Love, especially new love, can be a rush. It becomes an all-consuming part of our lives as our infatuation and connection to our significant other deepens. This emotional response is not a bad thing by any means, and while you should absolutely embrace your newfound love, you should also be sure to remember that you are important as an individual as well.
This isn’t to say that it is your fault or your partner’s fault for me becoming we –– that is a very important perspective to have in a relationship sometimes. Me doesn’t always have to be we, though. You and your partner aren’t going to agree on everything or have the exact same interests — and that is absolutely okay. You shouldn’t lose the part of yourself that makes you who you are just because you love someone else.
It’s important to remember that being independent doesn’t mean being distant. You can be as affectionate or loving as you want, but it doesn’t mean you have to spend every moment together or share the exact same thoughts. With that being said, compromises will be made throughout a relationship, but no compromise should be as big as fundamentally changing who you are.
You can’t expect your significant other to satisfy every social need or to participate in every interest you have. There is no written rule saying that because you are in a relationship you need to do everything together and go everywhere together. There will probably be things that each of you want to do that the other doesn’t, but that doesn’t mean you shouldn’t do them!
You should never abandon your hobbies or interests that you are passionate about for another person — and you should never expect someone to abandon theirs for you. Real love often takes form in the way of support for another person. You can be independent in the things you do, but you can still warmly welcome support — and offer support in return — from that one special someone in your life.

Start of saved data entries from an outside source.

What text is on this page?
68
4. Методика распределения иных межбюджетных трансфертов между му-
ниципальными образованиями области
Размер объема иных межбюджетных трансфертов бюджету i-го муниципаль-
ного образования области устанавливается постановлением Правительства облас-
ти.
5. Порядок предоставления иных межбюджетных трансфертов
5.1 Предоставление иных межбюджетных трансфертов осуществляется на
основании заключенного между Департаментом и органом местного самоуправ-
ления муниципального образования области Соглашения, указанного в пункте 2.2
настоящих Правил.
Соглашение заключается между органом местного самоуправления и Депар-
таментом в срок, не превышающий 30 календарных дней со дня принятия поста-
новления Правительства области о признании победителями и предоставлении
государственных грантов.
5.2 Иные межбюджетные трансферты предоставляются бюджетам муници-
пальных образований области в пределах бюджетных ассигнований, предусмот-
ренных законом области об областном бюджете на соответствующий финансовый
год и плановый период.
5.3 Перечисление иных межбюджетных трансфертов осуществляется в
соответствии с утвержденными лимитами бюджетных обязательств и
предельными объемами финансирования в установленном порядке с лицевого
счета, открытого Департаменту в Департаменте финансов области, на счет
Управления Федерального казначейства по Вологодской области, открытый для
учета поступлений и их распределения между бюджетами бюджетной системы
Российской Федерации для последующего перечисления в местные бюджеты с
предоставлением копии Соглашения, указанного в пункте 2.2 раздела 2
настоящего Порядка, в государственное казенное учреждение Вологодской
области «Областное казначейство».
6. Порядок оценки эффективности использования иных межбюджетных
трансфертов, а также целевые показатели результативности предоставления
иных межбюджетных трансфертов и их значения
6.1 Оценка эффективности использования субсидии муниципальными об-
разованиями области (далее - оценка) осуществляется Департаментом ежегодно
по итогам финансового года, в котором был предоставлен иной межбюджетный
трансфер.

In a new relationship, the infatuation levels are very high and almost seem to be constantly rising. You may find yourself thinking about that person often, leading to the urge to text them all the time, but just hold on a minute before you send that text. Of course it’s okay to text them sometimes, but it is important that you spend some time on your own, too. Spend time doing something you enjoy, completely unreserved, no guilt necessary. Plus, by spending some of your time not texting that person, you’ll have some fun things to talk about when you do see them!
One other very important thing to think about is your friends — you know, those people who have been in your life for years? The ones who have listened to all of your troubles and shared so many memories and who care about you despite your strange quirks? It’s very important not to forget about those people. Sure, you won’t see them as much as you did when you were single, and you will spend a lot of time with your partner, but that shouldn’t mean that you never see your friends. Introduce your friends to that special person in your life, and meet their friends, too! It’s easy to neglect friends — especially because they’re going to love you unconditionally no matter what — but don’t take advantage of that!
The bottom line is that when you enter a relationship, the dynamics of your life begin to change. While this is a very positive change — and it is an exciting time of learning about someone in a very close and loving way — it doesn’t mean that you should disappear. You are important, your partner is important, and the best part of each and every one of us is our individuality and the love and support that we show for the ones who we care about most.